Although none of the nine previous outbreaks in DRC were transmitted outside the country, the WHO has assessed the risk this time as “very high” due to the proximity to urban centres and international borders. Transportation and trade links are also deemed potential conduits along which the disease may spread.
Countries like Uganda and Rwanda also host and continue to receive Congolese refugees and asylum seekers. These factors have heightened the need for DRC’s neighbours to be improve preparedness to contain a potential outbreak across the borders without inhibiting travel or trade.
The CERF-funded project Improving National Preparedness and Information Management for Ebola Virus Disease Surveillance at Ugandan Points of Entry was launched 2 April in Kisoro, one of the districts bordering DRC.

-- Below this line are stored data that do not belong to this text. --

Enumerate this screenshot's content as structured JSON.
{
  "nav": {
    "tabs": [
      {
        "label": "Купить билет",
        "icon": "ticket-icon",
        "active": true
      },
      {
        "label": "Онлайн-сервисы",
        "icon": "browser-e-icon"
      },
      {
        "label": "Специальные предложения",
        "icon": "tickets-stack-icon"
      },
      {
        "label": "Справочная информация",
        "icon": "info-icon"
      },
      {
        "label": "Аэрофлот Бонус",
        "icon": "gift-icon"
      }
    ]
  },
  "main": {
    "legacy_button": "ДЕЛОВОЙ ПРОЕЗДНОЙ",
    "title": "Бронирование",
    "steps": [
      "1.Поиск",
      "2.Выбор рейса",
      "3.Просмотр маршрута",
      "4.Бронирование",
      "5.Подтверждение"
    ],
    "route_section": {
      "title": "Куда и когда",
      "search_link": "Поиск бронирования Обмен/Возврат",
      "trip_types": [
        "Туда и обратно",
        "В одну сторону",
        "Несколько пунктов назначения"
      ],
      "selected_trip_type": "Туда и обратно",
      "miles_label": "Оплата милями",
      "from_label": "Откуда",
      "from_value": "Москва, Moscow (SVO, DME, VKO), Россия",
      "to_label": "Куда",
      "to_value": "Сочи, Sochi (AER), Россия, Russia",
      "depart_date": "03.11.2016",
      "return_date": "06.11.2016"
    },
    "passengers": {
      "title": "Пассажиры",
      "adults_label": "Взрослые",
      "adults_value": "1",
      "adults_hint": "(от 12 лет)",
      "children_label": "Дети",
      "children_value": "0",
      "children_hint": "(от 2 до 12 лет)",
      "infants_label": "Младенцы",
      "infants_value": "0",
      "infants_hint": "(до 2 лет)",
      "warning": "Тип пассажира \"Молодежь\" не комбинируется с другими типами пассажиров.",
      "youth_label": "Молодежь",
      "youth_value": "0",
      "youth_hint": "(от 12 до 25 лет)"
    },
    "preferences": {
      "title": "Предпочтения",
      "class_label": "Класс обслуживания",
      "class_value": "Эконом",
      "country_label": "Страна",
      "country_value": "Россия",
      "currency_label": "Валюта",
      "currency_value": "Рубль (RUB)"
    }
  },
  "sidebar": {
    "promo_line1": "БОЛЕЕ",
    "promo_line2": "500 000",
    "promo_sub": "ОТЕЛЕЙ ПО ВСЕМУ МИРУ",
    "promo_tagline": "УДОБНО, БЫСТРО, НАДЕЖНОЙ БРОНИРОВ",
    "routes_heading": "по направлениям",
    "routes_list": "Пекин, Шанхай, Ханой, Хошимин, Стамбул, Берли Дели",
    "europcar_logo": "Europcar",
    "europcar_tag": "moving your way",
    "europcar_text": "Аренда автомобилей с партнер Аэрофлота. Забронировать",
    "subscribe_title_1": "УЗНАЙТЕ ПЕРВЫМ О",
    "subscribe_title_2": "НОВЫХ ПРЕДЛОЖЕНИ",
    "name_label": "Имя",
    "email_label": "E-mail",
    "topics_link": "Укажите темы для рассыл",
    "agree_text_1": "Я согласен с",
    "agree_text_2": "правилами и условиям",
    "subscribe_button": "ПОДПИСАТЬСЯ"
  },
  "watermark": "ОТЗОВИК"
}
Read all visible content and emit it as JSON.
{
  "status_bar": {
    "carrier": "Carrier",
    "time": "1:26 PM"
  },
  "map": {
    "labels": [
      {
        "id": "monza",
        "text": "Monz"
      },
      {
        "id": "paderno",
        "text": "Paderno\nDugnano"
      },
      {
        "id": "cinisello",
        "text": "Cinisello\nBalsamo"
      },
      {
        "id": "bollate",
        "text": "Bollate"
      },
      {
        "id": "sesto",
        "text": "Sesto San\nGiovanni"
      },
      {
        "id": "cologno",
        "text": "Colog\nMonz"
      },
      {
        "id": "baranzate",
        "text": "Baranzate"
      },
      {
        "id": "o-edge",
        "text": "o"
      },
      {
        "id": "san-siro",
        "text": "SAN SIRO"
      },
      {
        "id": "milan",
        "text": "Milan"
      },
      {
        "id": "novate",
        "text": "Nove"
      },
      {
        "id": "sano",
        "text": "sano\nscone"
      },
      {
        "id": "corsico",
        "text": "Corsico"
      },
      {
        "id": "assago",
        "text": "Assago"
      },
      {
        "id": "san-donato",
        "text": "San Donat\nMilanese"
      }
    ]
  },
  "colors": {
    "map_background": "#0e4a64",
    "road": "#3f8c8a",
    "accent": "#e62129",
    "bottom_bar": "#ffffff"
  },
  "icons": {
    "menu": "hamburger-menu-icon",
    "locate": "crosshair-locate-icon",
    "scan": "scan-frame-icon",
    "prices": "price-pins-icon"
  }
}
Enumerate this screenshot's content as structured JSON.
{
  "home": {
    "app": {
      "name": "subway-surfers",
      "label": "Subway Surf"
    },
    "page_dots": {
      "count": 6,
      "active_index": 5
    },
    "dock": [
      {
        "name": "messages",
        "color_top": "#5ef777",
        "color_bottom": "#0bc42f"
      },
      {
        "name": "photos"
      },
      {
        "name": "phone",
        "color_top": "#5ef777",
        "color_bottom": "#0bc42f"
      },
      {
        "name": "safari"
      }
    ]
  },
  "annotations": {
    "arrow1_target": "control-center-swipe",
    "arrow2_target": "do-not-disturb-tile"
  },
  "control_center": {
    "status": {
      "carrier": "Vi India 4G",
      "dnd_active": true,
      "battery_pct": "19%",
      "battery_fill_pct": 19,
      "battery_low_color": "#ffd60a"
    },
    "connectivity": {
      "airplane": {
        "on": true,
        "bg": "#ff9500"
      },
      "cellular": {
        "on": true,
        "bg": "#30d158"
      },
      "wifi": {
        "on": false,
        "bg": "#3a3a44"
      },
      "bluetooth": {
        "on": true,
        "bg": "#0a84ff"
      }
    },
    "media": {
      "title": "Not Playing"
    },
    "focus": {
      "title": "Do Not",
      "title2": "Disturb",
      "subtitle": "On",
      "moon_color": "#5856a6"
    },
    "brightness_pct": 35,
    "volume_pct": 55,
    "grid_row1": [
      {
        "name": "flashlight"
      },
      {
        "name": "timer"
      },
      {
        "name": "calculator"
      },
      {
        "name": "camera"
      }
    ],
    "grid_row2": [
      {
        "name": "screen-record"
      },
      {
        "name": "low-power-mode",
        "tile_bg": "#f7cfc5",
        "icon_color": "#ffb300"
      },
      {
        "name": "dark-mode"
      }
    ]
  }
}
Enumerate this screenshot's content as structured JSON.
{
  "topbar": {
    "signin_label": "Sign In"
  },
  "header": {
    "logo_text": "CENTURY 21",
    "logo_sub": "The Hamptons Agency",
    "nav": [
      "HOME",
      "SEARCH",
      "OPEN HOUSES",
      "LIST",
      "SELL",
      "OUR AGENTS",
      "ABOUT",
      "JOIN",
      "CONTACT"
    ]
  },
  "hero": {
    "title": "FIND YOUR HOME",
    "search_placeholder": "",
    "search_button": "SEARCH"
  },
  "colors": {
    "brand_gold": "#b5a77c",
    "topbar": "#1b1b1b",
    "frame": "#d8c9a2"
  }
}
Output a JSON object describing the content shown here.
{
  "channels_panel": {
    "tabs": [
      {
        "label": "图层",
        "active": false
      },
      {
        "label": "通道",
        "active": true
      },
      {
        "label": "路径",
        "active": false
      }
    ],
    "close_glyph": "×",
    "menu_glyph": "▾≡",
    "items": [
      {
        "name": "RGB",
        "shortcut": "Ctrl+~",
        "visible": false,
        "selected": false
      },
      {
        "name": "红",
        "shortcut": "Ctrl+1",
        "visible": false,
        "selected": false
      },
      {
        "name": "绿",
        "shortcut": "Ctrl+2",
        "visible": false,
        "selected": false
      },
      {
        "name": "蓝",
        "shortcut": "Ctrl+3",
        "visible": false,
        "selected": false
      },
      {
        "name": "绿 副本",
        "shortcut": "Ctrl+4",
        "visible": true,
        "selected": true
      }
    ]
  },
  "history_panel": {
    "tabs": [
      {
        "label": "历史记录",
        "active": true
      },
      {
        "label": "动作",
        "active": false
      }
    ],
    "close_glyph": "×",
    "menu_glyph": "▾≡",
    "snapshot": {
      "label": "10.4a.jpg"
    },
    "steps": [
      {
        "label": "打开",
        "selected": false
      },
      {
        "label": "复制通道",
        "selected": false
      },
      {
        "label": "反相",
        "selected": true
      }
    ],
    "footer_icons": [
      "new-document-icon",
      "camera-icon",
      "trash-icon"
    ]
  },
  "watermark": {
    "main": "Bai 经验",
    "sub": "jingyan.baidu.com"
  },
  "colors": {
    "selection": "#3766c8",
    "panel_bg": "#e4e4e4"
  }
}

Thirty-two mobile telephone handsets and four computers have been handed over to targeted districts to support the capture and relay of population mobility-related data to the district headquarters in the region and to the national emergency operation centre in Kampala. IOM is also deploying data analysts to each of the districts.

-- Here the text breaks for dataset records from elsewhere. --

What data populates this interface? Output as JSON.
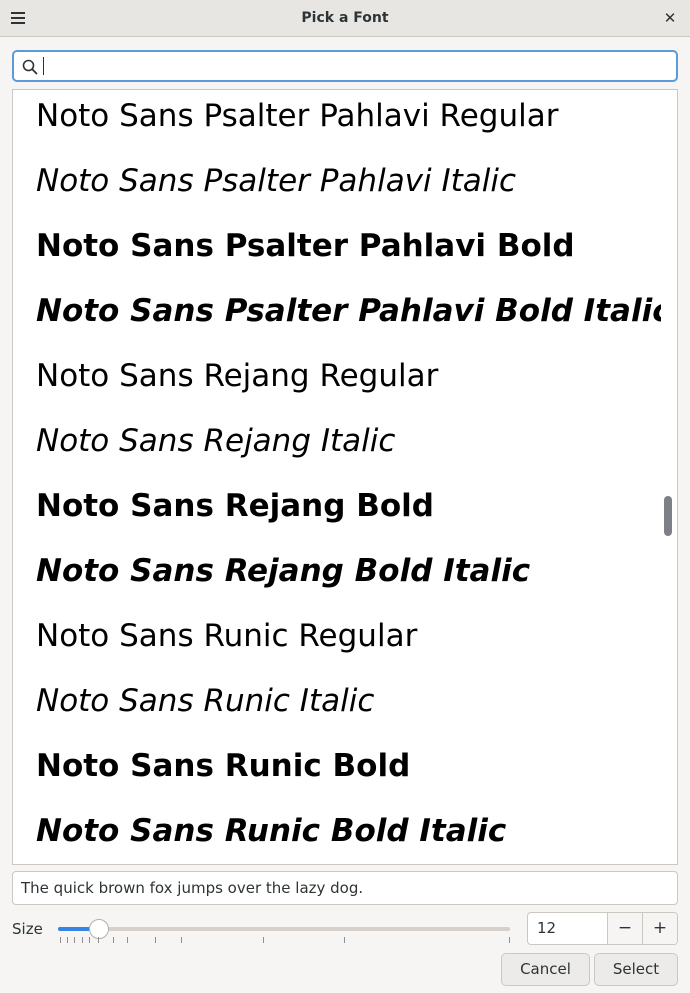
{
  "window": {
    "title": "Pick a Font"
  },
  "search": {
    "value": "",
    "placeholder": ""
  },
  "fonts": [
    {
      "label": "Noto Sans Psalter Pahlavi Regular",
      "style": "regular"
    },
    {
      "label": "Noto Sans Psalter Pahlavi Italic",
      "style": "italic"
    },
    {
      "label": "Noto Sans Psalter Pahlavi Bold",
      "style": "bold"
    },
    {
      "label": "Noto Sans Psalter Pahlavi Bold Italic",
      "style": "bold-italic"
    },
    {
      "label": "Noto Sans Rejang Regular",
      "style": "regular"
    },
    {
      "label": "Noto Sans Rejang Italic",
      "style": "italic"
    },
    {
      "label": "Noto Sans Rejang Bold",
      "style": "bold"
    },
    {
      "label": "Noto Sans Rejang Bold Italic",
      "style": "bold-italic"
    },
    {
      "label": "Noto Sans Runic Regular",
      "style": "regular"
    },
    {
      "label": "Noto Sans Runic Italic",
      "style": "italic"
    },
    {
      "label": "Noto Sans Runic Bold",
      "style": "bold"
    },
    {
      "label": "Noto Sans Runic Bold Italic",
      "style": "bold-italic"
    }
  ],
  "preview": {
    "text": "The quick brown fox jumps over the lazy dog."
  },
  "size": {
    "label": "Size",
    "value": "12",
    "slider_fraction": 0.09,
    "decrement_label": "−",
    "increment_label": "+"
  },
  "buttons": {
    "cancel": "Cancel",
    "select": "Select"
  },
  "icons": {
    "menu": "menu-icon",
    "close": "close-icon",
    "search": "search-icon"
  },
  "colors": {
    "accent": "#3584e4",
    "focus_border": "#5b9bd9"
  }
}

Such enhanced national and local capacity at points of entry to effectively prevent detect and manage EVD and other health risks will be augmented by training border and health personnel in screening and surveillance techniques, as well. IOM will also strengthen the capacity of officials to raise alerts and improve reaction to possible health threats across the border through improved coordination on points of entry at the local and national levels.
Presiding at the project launch was Assistant Commissioner Allan Muruta, the Ebola Incident Commander in Uganda’s Ministry of Health, with whose personnel IOM will work in the south-western districts of Kisoro, Kanungu, Rukungiri
Further IOM interventions in Uganda include:
- training border officials on managing borders during humanitarian emergencies,
- screening refugees confirmed for resettlement and
- establishing flow monitoring using IOM’s Displacement Tracking Matrix (DTM)
DTM data inform the response as knowledge of population mobility dynamics is crucial for rendering epidemiology and public health decisions that aim to prevent, detect and respond to public health events. IOM also has harmonized standard operating procedures at points of entry to reinforce collaboration and impact.
During the 2013-2016 Ebola outbreak in West Africa, IOM developed the Health, Border and Mobility Management Framework (HBMM) for use in locations where the risk of disease transmission is high between migrant and sedentary communities. The framework empowers governments and communities to prevent, detect and respond to health threats at points of origin, transit, destination and return.